Fresh, tender snap beans have a delicate flavor that is delicious eaten raw or just lightly cooked.
You can serve fresh, raw sliced snap beans with a dipping sauce or you can sauté them and then toss them with diced potatoes and a little onion and bacon for a hot bean salad.
Simpler yet, just top and tail snap beans and cook them in boiling water for 5 minutes and serve them as an accompaniment to meat or poultry or fish. You can go wild by just adding a dab of butter.
When you look for snap beans at your farmers’ market, you will find considerable variety. There are many types of snap beans including purple, yellow, creamy white, and green, and snap beans can be flat or round.

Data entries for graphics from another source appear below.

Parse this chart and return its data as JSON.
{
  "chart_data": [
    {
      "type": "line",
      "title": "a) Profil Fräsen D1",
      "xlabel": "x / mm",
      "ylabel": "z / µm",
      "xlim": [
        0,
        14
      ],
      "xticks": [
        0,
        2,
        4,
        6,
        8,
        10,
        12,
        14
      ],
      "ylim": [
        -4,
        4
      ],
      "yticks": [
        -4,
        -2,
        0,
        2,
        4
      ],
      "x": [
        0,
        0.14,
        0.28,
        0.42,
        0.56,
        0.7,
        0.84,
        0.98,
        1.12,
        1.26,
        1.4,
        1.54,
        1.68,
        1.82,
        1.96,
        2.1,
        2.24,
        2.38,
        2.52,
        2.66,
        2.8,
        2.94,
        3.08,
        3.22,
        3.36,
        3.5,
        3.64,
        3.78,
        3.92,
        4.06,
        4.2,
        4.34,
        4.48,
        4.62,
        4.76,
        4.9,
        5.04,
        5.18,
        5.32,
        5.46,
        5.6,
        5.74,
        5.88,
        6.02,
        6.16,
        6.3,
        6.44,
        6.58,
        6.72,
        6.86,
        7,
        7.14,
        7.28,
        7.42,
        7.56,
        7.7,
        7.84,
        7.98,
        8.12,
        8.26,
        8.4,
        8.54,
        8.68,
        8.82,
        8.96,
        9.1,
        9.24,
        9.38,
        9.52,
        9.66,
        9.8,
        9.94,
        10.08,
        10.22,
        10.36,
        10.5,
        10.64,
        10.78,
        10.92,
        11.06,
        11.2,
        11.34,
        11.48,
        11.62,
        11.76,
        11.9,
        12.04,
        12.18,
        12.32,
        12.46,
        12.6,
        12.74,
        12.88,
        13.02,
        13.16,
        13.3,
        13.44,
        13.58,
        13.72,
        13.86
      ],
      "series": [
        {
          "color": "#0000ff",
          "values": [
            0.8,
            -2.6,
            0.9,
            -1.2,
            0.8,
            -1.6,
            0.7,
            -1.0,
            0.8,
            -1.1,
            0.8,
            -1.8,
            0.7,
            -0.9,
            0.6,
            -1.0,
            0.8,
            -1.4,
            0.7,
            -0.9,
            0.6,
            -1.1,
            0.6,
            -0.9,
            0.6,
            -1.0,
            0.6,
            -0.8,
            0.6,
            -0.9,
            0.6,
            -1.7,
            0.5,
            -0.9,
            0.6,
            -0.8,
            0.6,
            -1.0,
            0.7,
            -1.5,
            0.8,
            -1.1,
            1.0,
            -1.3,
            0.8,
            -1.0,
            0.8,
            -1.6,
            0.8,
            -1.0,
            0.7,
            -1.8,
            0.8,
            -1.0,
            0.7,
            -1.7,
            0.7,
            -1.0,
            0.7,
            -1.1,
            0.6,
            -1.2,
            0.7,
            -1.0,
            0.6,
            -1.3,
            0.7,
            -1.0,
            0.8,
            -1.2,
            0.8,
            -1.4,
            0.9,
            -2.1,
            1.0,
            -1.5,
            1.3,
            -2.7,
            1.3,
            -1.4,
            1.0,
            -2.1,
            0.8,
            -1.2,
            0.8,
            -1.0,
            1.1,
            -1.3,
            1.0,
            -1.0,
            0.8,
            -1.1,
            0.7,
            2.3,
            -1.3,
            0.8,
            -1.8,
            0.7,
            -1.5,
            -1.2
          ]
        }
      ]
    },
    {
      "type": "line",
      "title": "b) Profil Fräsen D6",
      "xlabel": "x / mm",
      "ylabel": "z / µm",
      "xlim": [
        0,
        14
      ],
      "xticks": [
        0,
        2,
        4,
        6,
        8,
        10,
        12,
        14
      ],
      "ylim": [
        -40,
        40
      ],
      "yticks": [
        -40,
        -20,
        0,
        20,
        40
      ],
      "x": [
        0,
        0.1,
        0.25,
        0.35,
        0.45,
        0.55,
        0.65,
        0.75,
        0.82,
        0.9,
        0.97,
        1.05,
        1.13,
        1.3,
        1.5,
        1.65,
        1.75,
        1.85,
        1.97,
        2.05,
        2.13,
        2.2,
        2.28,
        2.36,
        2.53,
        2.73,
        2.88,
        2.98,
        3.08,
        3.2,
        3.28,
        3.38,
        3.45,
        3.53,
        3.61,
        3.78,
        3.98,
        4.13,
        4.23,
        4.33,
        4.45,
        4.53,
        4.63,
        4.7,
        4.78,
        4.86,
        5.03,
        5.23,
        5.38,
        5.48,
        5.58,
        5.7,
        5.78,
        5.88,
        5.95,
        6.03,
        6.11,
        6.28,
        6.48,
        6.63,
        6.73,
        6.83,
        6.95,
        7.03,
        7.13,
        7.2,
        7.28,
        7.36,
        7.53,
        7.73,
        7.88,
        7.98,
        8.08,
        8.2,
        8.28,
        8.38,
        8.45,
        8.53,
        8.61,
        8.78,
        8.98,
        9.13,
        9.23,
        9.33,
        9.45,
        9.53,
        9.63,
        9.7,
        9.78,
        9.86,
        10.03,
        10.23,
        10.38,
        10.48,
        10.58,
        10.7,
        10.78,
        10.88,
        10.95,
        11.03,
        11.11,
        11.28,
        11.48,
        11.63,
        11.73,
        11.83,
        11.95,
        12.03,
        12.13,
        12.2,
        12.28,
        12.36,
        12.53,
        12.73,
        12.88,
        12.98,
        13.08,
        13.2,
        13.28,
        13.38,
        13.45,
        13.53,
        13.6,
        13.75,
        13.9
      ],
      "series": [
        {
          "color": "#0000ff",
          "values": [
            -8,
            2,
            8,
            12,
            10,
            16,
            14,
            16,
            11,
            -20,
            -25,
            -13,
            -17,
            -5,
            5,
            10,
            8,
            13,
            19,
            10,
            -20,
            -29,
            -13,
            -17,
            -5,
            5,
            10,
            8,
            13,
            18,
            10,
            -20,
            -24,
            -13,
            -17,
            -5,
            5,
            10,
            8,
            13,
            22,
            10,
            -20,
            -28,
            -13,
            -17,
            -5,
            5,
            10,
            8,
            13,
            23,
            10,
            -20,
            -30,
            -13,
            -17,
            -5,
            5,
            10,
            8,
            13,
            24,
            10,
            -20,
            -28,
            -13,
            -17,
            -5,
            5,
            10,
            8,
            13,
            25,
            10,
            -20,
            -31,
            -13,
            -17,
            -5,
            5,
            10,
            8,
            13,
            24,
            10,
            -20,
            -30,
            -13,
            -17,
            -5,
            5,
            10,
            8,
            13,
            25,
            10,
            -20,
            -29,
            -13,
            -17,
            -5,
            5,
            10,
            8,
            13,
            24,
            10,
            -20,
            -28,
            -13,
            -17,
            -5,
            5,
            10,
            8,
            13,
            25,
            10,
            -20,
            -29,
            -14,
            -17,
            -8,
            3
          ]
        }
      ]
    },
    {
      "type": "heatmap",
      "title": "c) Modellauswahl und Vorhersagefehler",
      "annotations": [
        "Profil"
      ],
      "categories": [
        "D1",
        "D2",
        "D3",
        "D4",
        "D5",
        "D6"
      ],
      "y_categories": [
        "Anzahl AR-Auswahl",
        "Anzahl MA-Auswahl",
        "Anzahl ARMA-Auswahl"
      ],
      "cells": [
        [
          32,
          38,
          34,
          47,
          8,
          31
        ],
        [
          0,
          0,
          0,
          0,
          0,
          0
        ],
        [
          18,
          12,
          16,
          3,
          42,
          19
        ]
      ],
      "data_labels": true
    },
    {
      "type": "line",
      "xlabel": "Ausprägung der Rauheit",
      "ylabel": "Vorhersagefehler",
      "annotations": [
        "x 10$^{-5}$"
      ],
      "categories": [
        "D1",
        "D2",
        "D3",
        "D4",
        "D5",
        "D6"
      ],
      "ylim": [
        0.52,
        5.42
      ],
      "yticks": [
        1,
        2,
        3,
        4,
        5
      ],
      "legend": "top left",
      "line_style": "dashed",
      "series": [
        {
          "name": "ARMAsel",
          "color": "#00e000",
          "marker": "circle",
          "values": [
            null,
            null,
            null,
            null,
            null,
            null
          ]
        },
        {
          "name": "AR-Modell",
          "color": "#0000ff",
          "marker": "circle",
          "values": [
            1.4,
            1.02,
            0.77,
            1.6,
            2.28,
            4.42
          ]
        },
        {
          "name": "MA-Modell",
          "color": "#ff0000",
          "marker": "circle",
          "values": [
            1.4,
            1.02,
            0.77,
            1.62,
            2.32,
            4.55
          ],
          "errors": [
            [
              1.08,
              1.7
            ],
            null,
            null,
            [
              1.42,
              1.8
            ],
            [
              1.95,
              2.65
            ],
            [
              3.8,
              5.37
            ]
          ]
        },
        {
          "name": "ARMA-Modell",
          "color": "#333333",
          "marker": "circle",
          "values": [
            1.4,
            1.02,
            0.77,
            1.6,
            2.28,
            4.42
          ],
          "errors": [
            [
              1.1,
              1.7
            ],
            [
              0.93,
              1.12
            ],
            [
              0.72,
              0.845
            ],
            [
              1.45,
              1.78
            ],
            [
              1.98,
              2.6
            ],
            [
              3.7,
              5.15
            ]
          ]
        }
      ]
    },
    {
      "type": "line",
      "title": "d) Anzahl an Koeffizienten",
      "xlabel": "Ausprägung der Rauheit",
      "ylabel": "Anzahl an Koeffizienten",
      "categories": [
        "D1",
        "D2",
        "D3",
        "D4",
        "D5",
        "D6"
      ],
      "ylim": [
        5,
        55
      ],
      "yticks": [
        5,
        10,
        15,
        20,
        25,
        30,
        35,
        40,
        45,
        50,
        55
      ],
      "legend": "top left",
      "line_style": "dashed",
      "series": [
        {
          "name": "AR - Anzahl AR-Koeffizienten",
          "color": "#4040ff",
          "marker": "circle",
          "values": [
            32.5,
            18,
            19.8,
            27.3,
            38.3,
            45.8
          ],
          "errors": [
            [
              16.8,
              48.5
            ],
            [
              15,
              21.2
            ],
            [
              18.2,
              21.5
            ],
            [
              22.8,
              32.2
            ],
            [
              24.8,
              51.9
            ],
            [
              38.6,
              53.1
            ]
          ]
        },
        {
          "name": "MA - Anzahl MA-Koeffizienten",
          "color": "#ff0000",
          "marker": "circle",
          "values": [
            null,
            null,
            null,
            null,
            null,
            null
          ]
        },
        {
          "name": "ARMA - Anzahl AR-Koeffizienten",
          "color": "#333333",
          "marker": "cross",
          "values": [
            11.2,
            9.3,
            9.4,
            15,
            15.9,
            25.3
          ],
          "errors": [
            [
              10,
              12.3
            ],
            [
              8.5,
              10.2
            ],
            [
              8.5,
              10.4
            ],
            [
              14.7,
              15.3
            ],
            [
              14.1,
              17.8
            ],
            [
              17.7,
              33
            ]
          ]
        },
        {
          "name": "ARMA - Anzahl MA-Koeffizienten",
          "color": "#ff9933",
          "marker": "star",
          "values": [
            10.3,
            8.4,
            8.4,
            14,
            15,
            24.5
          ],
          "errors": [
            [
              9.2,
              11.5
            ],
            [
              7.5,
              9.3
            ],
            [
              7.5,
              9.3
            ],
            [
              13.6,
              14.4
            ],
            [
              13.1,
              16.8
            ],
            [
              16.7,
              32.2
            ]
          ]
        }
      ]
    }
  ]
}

Fresh bean pods Nutrition Facts: Calories, Carbs, and Health Benefits
Fresh bean pods are composed of 90.32% water, 6.97% carbohydrates, 1.83% protein, and 0.22% fat. If you consume one cup of fresh bean pods you will get 7.109 grams of carbohydrates. It is equal to 5.47 percent of the 130 grams of carbohydrates you should include in your daily diet, according to the Institute of Medicine (US). That same a 100 gram reference serving of fresh bean pods provides 31 calories and are a very rich source of Vitamin K1 (phylloquinone) (47.78% of the Daily Value). This means if your diet contains fresh bean pods, it helps your body to stabilise blood clots and heal wounds faster, regulate concentration of calcium in the blood, retent of episodic memory (in older people) and it is effective against excessive bleedingosteoporosis by regulating calcium levelshigh cholesterol level. At the same time they contain a modest amount of Manganese (12% DV).